There is no catalogue of descriptions of clothes and food.  When these are described it is brief and in context moving things along.  Nor are there tedious descriptions of the characters.  I am not sure what any of them looked like and willing to leave it at that. The movement in the interior along the border is purposeful, not a travelogue. I followed it on Google Earth until fiction replaced fact.  

Even better the characters are distinctive, one from another. They don’t sound the same or even similar, and not every nit is picked to death. More than once something comes up, and a character chooses to let a comment go through to the keeper. (That last phase from cricket has no exact analogue in baseball.)  Not every point gets argued to dust in lieu of doing anything, as is often the case in the krimi samples I read and decide not to continue to the full text because they are too talky.   

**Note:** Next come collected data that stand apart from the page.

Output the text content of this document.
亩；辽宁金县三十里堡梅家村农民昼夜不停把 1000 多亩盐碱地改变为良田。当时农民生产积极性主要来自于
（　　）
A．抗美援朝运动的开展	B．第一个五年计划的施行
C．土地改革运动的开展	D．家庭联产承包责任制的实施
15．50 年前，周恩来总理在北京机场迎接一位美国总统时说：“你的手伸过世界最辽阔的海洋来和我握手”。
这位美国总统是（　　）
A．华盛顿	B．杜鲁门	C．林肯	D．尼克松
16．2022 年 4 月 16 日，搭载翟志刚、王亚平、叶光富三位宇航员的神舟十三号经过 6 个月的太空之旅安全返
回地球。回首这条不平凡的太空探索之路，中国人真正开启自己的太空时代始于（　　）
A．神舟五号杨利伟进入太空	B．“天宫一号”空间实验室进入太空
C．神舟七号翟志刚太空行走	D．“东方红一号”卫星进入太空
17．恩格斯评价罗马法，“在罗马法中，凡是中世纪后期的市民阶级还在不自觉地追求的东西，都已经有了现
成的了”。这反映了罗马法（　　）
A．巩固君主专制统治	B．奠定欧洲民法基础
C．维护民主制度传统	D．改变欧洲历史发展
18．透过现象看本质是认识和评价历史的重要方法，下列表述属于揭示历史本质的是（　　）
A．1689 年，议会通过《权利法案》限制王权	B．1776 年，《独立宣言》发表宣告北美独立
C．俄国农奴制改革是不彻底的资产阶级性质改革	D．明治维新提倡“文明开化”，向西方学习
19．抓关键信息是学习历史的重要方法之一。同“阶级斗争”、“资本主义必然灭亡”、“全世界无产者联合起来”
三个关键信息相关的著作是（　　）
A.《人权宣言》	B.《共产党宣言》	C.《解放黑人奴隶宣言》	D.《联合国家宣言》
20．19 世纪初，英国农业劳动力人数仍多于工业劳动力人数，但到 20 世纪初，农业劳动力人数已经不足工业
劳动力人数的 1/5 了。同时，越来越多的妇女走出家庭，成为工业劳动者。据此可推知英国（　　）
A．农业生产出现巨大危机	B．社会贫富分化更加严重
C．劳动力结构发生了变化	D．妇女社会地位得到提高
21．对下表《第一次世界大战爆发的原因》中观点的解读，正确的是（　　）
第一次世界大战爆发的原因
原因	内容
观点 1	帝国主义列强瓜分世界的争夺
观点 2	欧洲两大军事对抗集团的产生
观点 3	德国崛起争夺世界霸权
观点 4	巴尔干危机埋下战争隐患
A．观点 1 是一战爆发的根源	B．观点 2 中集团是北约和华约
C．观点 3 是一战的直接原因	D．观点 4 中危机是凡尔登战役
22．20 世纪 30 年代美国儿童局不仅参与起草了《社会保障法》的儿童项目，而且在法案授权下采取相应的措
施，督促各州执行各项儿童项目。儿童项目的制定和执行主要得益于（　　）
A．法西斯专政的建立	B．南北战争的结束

In order to flavour the story Timorese there are continued and repetitive translations from the local languages and Portuguese that wear a reader down. I take the purpose to be context, but well I got abraded by it.  Reminded me of Alexander McCall Smith and that is no recommendation to my mind. Yes, I know this mislike puts me in (another) minority.  

The plot, though distasteful, is arresting and the situation is certainly new to me, despite my years of krimi reading.  

While there is much stress on the urgency of the investigation, there is plenty of time to describe the region’s recent, malign history.  And the region has far too much history for those who have had to live through it, from the Portuguese occupation for hundreds of years (which ended overnight) to the Japanese for a few, with some Dutch intrusion, and the commercial exploitation of late, including now Australian contractors who are expert at cutting corners.  Then there are those Indonesians whose map of Greater Indonesia greeted visitors to Jakarta airport for years; it included Timor, East and West, and all of New Guinea and Borneo all the way to the Solomon Islands.  Though that map is no longer displayed it likely remains in the minds of many people.

P.S. I came to wonder if the FBI agent assigned to East Timor would have done some homework before travelling to the island.  A few clicks on Wikipedia if nothing else.

Disclosure:  The author is a pal of mine.